- Dlaczego nosił maskę? - wyszeptała w przestrzeń.
Obserwowała z błogim uśmiechem błękitne, piękne niebo pokryte jedynie lekką warstwą chmur.
- Zawsze tak dokładnie ukrywał nawet najdrobniejsze emocje. Nawet gdy byliśmy sami – powiedziała delikatnie.
Głaskała bezmyślnie miękką trawę pokrytą rosą. Jej wzrok padł na drzewo za nią, gdzie ptaki śpiewały podobną melodię do tej na jego pogrzebie.
- Zawsze chciałbyć niewzruszony. Niczym maszyna, gotowy do walki, nieugięty i silny. I był. Na jego ramiona zrzuczony był ciężar wojny, którego większość by nie uniosła. Bronił ludzi, którzy go nienawidzili i nie oczekiwał niczego w zamian. On dawał, on pokutował za grzechy przeszłości, które nadal popełniał z rozkazu tego niby wspaniałego. Albus uchodził za ucieleśnienie Merlina, ale ten kto potrafił patrzeć widział, że traktuje go jak pionka, nie człowieka. Człowieka, który już nie dawał rady jednak trwał i dążył do wygranej. Wygranej i samodestrukcji. Bo tylko tak można nazwać to co robił dla innych. Wiedział na co się porywa i ani razu nie żałował nadal trwając na wyznaczonej przez siebie ścieżce. Ktokolwiek nazwałby go tchórzem, słabym lub przeciętnym byłby głupcem. On nie był zwykły, był wyjątkowy, skomplikowany.
Pogładziła rozgrzane od słońca ramiona i spojrzała na drugi koniec łąki gdzie malował się piękny krajobraz z rzęką i płynącym łagodnie strumieniem.

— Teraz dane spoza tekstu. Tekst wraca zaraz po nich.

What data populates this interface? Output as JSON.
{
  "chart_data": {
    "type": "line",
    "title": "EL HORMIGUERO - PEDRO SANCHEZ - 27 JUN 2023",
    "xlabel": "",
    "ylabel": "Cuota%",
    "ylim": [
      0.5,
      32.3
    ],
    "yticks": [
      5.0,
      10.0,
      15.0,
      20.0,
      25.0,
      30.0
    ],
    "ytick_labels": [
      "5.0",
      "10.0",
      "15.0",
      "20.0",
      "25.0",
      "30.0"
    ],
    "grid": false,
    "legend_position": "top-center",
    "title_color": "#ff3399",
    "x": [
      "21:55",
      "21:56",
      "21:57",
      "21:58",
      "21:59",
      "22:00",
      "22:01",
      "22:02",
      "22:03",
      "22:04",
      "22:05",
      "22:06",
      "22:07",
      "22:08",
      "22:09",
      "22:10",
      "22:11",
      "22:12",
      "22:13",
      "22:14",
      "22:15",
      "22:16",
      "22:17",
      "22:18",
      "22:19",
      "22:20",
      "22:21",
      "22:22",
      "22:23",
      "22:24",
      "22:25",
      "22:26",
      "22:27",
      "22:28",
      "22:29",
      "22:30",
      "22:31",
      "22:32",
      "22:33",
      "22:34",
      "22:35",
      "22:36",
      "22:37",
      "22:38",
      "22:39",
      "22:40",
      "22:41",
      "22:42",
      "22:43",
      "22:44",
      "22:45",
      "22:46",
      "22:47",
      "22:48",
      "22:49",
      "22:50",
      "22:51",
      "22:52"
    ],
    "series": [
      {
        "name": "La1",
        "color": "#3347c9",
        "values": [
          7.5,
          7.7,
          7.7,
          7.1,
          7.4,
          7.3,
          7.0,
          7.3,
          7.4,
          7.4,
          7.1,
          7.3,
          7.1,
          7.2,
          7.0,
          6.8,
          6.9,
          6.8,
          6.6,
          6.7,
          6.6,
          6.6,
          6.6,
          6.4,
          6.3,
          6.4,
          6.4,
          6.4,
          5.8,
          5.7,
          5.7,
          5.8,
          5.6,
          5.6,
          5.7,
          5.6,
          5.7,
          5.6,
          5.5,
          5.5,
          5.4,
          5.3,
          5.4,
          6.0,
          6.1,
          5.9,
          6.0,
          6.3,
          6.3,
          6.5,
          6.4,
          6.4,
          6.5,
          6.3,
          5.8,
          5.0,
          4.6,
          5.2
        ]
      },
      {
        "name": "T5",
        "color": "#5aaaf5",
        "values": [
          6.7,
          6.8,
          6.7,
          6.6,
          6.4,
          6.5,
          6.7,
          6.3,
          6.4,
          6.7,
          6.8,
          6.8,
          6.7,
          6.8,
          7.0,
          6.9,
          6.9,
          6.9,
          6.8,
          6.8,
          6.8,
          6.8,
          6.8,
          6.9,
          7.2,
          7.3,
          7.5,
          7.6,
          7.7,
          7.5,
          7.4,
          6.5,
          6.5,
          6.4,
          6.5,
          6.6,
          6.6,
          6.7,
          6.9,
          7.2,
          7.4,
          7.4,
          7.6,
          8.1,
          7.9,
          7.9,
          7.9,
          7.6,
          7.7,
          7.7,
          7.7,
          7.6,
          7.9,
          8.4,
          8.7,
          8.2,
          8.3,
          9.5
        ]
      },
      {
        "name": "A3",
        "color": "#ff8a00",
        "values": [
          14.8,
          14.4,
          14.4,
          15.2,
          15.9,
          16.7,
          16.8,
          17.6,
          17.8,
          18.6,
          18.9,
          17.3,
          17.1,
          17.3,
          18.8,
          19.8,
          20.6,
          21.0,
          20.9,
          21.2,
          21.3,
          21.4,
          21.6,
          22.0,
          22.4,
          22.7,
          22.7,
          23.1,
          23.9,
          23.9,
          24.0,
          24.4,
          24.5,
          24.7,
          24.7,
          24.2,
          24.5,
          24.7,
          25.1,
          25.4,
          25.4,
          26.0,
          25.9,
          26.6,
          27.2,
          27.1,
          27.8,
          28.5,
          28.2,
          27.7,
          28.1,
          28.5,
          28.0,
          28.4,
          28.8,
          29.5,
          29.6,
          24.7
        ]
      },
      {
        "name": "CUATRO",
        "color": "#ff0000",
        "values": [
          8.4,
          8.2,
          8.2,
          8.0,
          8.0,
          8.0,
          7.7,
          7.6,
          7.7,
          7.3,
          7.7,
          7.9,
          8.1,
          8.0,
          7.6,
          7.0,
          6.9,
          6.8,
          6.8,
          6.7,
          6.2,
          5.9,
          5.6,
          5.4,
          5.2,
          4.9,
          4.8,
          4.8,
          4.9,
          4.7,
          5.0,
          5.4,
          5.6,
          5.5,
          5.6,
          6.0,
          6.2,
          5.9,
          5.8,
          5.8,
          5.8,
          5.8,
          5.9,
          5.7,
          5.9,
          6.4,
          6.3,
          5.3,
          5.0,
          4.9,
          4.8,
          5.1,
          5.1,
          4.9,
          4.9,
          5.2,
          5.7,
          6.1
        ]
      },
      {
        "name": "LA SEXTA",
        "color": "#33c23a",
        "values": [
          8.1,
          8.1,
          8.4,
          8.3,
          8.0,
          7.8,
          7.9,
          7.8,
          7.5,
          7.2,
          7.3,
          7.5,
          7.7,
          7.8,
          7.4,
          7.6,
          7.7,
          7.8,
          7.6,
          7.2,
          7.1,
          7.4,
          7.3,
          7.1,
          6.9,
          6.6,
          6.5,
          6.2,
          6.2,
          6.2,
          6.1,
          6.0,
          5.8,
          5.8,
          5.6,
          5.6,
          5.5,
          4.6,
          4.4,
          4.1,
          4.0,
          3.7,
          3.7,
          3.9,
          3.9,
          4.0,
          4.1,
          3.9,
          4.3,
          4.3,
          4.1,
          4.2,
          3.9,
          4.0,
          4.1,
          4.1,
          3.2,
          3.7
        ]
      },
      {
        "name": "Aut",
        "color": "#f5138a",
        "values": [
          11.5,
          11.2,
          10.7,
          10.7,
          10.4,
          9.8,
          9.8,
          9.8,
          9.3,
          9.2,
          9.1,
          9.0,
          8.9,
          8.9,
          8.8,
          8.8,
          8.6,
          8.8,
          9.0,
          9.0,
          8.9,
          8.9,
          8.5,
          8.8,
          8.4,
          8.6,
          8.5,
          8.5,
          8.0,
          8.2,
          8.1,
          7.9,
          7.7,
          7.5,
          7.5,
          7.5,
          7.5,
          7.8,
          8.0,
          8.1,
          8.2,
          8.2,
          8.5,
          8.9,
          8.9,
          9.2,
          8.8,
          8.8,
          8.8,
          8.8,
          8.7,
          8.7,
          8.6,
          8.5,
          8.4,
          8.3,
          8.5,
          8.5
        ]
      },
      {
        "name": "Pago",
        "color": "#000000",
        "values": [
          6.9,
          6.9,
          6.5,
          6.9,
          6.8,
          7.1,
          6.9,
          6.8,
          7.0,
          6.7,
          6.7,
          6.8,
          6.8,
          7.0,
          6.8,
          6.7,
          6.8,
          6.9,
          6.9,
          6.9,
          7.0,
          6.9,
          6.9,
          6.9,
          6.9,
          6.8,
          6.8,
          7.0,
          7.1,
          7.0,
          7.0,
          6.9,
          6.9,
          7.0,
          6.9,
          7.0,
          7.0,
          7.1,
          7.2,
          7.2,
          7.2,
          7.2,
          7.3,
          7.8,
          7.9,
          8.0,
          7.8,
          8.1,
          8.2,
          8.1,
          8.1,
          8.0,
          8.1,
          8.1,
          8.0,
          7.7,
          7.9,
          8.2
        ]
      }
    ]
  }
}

- Człowiek, który nosił tysiące masek na każdą okazję. Nie oczekiwał rodziny, kobiety u swoim boku czy przyjaciół. Nie chciał tego.
- Jednak kolejny raz Panna-Wiem-To-Wszystko Granger wyszła na przeciw moim postanowieniom – mruknął niski, męski głos i wkrótce zobaczyła przybliżającą się odzianą na czarno sylwetkę.
Wstała i zbliżyła się do niego. Był na wyciągnie ręki... Tak blisko...
Dwa oddechy, ciepło drugiego ciała, bicie serca, delikatne muśnięcia ust przeradzające się w zachłanniejsze pocałunki i miłość, która złączyła ich drogi.
- Ten, któremu udało się idealnie sfabrykować śmierć... - mruknęła nieprzerwanie gładząc jego tors i ciesząc się ich bliskością.
Zobaczyła błysk w czarnych, pięknych oczach, taki jak wtedy gdy pierwszy raz wyznała mu, że go kocha. Każdy ma w końcu dość, chce uciec i on to zrobił. Nie był słaby. Był najodważniejszym człowiekiem jakiego znała.